Gabriele D’Annunzio, Principe di Montenevoso (* 12. März 1863 in Pescara; † 1. März 1938 in Gardone; auch Gabriele d'Annunzio), war ein italienischer Schriftsteller des Fin de Siècle und spätromantischer Vertreter des Symbolismus. Er gilt als eine Leitfigur für den italienischen Faschismus und als einer der Mentoren Benito Mussolinis, ohne allerdings jemals bekennender Faschist oder Mitglied der Faschistischen Partei gewesen zu sein.

Inhaltsverzeichnis

Biografie

D’Annunzio wurde am 12. März 1863 in Pescara in den Abruzzen als Sohn eines reichen Landbesitzers und Bürgermeisters geboren. Sein Vater hieß ursprünglich Francesco Rapagnetta ("kleine Rübe"), änderte seinen Namen aber offiziell in D'Annunzio. Gabriele studierte in Florenz und an der Universität La Sapienza in Rom. Als 16-jähriger Gymnasiast publizierte er sein Debüt als Lyriker mit Primo vere, das er auf eigene Kosten drucken ließ und das sich stark an die Dichtung Giosuè Carduccis anlehnt. 1881 ließ sich D’Annunzio in Rom nieder, wo er bis 1889 als Journalist für die Zeitung Tribuna arbeitete und schnell Zugang zur aristokratischen Gesellschaft fand. Ein Jahr später gelangte er mit dem Gedichtband Canto novo zu erster Bekanntheit.
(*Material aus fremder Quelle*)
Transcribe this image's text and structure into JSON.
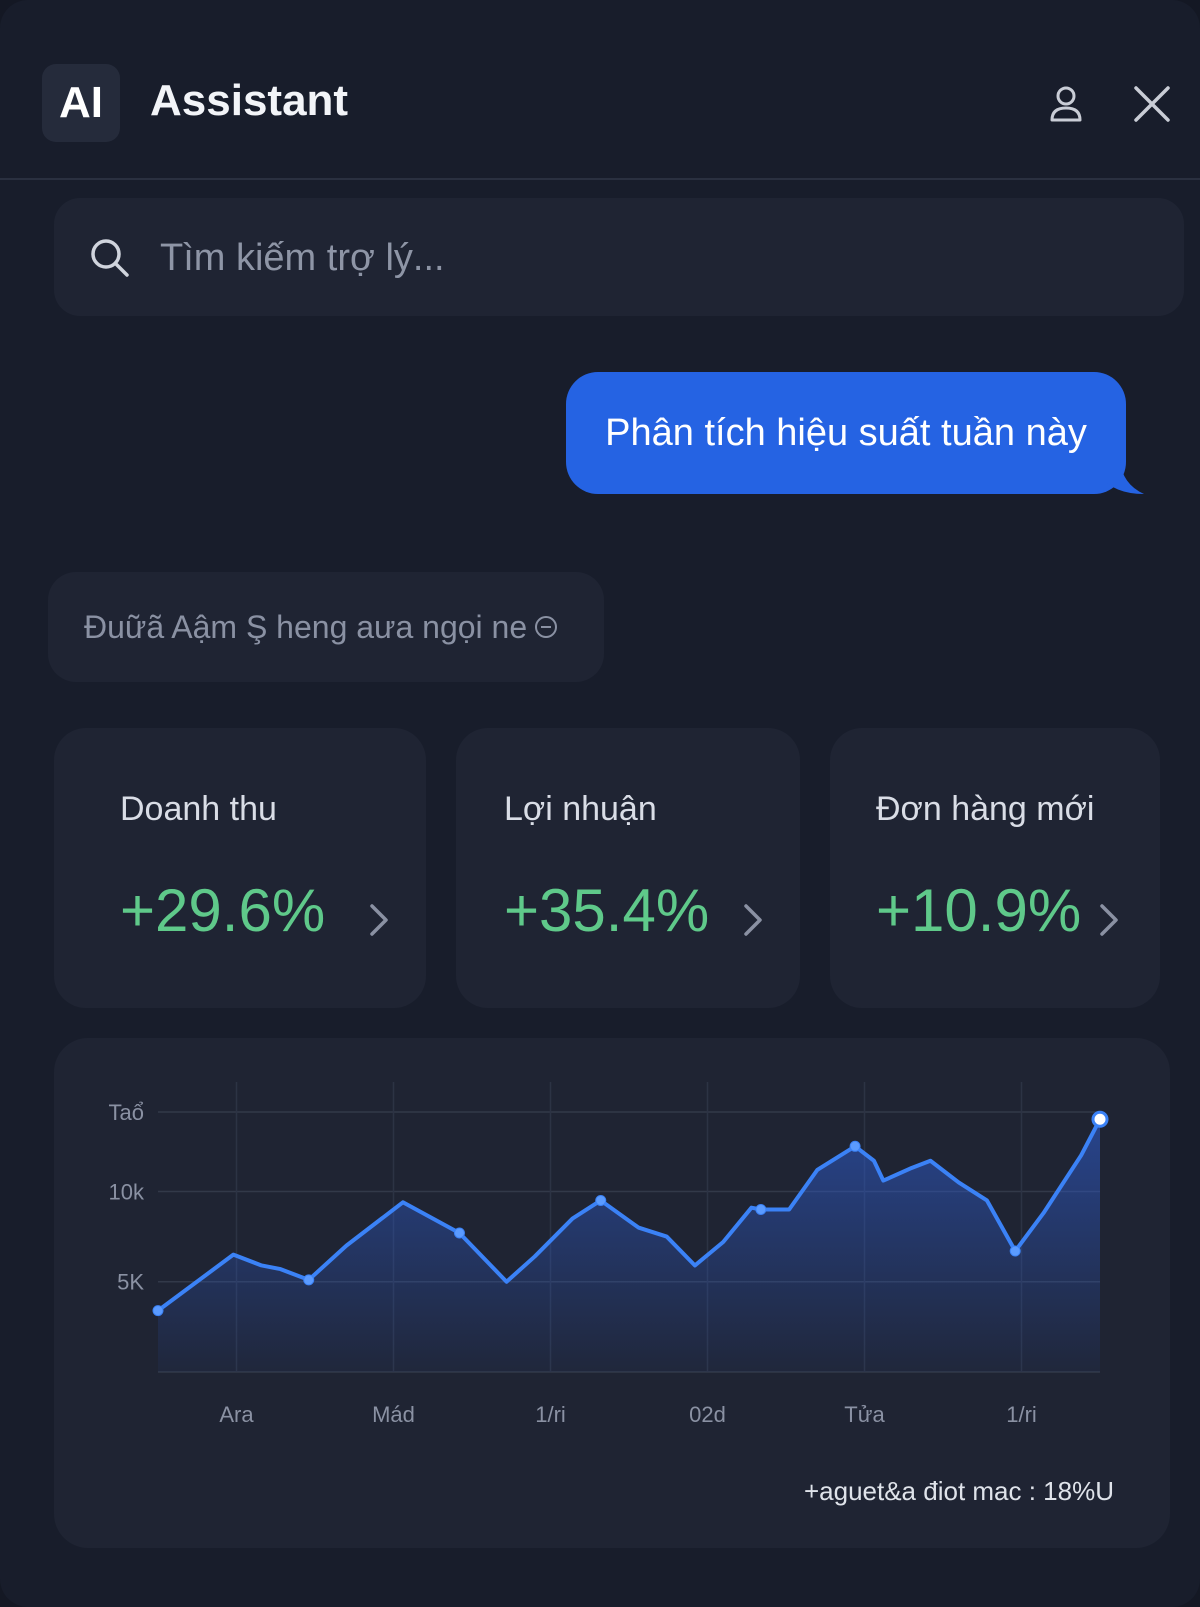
{
  "header": {
    "logo_text": "AI",
    "title": "Assistant",
    "icons": [
      "user-icon",
      "close-icon"
    ]
  },
  "search": {
    "placeholder": "Tìm kiếm trợ lý...",
    "value": ""
  },
  "chat": {
    "user_message": "Phân tích hiệu suất tuần này",
    "assistant_message": "Đuữã Aậm Ş heng aưa ngọi ne"
  },
  "metrics": [
    {
      "label": "Doanh thu",
      "value": "+29.6%"
    },
    {
      "label": "Lợi nhuận",
      "value": "+35.4%"
    },
    {
      "label": "Đơn hàng mới",
      "value": "+10.9%"
    }
  ],
  "colors": {
    "accent": "#2563e3",
    "positive": "#5fc98a",
    "line": "#3b82f6",
    "background": "#181d2b",
    "card": "#1f2433"
  },
  "chart_data": {
    "type": "area",
    "y_tick_labels": [
      "Taổ",
      "10k",
      "5K"
    ],
    "y_tick_values": [
      14400,
      10000,
      5000
    ],
    "ylim": [
      0,
      14400
    ],
    "x_tick_labels": [
      "Ara",
      "Mád",
      "1/ri",
      "02d",
      "Tửa",
      "1/ri"
    ],
    "x": [
      0,
      8,
      11,
      13,
      16,
      20,
      26,
      32,
      37,
      40,
      44,
      47,
      51,
      54,
      57,
      60,
      63,
      64,
      67,
      70,
      74,
      76,
      77,
      80,
      82,
      85,
      88,
      91,
      94,
      98,
      100
    ],
    "y": [
      3400,
      6500,
      5900,
      5700,
      5100,
      7000,
      9400,
      7700,
      5000,
      6400,
      8500,
      9500,
      8000,
      7500,
      5900,
      7200,
      9100,
      9000,
      9000,
      11200,
      12500,
      11700,
      10600,
      11300,
      11700,
      10500,
      9500,
      6700,
      8800,
      12000,
      14000
    ],
    "footnote": "+aguet&a điot mac : 18%U",
    "grid": true
  }
}
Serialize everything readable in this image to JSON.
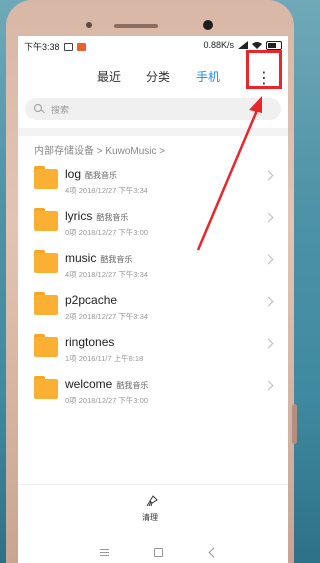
{
  "status_bar": {
    "time": "下午3:38",
    "network_speed": "0.88K/s",
    "icons": [
      "camera-status-icon",
      "app-status-icon",
      "signal-icon",
      "wifi-icon",
      "battery-icon"
    ]
  },
  "tabs": [
    {
      "label": "最近",
      "active": false
    },
    {
      "label": "分类",
      "active": false
    },
    {
      "label": "手机",
      "active": true
    }
  ],
  "more_button": {
    "glyph": "⋮",
    "icon": "more-vertical-icon"
  },
  "search": {
    "placeholder": "搜索"
  },
  "breadcrumb": "内部存储设备 > KuwoMusic >",
  "folders": [
    {
      "name": "log",
      "tag": "酷我音乐",
      "meta": "4项  2018/12/27 下午3:34"
    },
    {
      "name": "lyrics",
      "tag": "酷我音乐",
      "meta": "0项  2018/12/27 下午3:00"
    },
    {
      "name": "music",
      "tag": "酷我音乐",
      "meta": "4项  2018/12/27 下午3:34"
    },
    {
      "name": "p2pcache",
      "tag": "",
      "meta": "2项  2018/12/27 下午3:34"
    },
    {
      "name": "ringtones",
      "tag": "",
      "meta": "1项  2016/11/7 上午8:18"
    },
    {
      "name": "welcome",
      "tag": "酷我音乐",
      "meta": "0项  2018/12/27 下午3:00"
    }
  ],
  "clean_button": {
    "label": "清理",
    "icon": "brush-icon"
  },
  "colors": {
    "accent": "#1f8ce8",
    "folder": "#fbb034",
    "annotation": "#e8262c"
  }
}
Die darin enthaltenen Gedichte preisen die Freuden des Lebens und sind bestimmt vom Versuch einer neuen, elitären Sprachgebung. 1883 heiratete D’Annunzio die Gräfin Maria Hardouin di Gallese. In den 1890er Jahren wandte er sich dem Schreiben von Romanen zu. Trionfo della morte (Triumph des Todes, 1894) ist eine Beschreibung des Lebens in den Abruzzen. Bekannt wurde auch die von ihm erfundene karthagische Sagengestalt Maciste.

Gabriele D’Annunzio

Nach 1898 galt D’Annunzios Begeisterung dem Theater. Großen Einfluss auf sein Werk hatte die Liebesbeziehung mit der italienischen Schauspielerin Eleonora Duse, die von 1897 bis 1902 andauerte. An ihrer Seite entwarf er auch Pläne zur Konzeption eines italienischen Nationaltheaters. Er widmete der Duse mehrere Stücke, einschließlich der Tragödien La Gioconda (1898) und Francesca da Rimini (1901) über die unglückliche Liebesgeschichte, die bereits in Dantes Göttlicher Komödie erwähnt wird. D'Annunzios Drama wurde später von Riccardo Zandonai vertont. 1901 lernte D'Annunzio Karl Gustav Vollmoeller kennen, der 1902 für den S. Fischer Verlag D'Annunzios Francesca da Rimini ins Deutsche übersetzt. 1910 übersetzte Vollmoeller D'Annunzios Roman Forse che si, forse che no (Vielleicht, vielleicht auch nicht) ins Deutsche. Neben der Dichtung verband D'Annunzio und Vollmoeller die Liebe zur Fliegerei. Ihr Besuch der berühmten Flugschau von Brescia ist u.a. durch die Notizen Franz Kafkas überliefert, der beide Dichter dort beobachtete. Die Handlung des Romans Il fuoco (Das Feuer, 1900) ließ die italienische Leserschaft enge Parallelen zu der Beziehung D'Annunzios zur Duse erkennen. Die Tragödie La figlia di Jorio (1904), die allgemein als sein poetischstes und leidenschaftlichstes Drama gilt, spielt mit Elementen des bäuerlichen Lebens in den Abruzzen.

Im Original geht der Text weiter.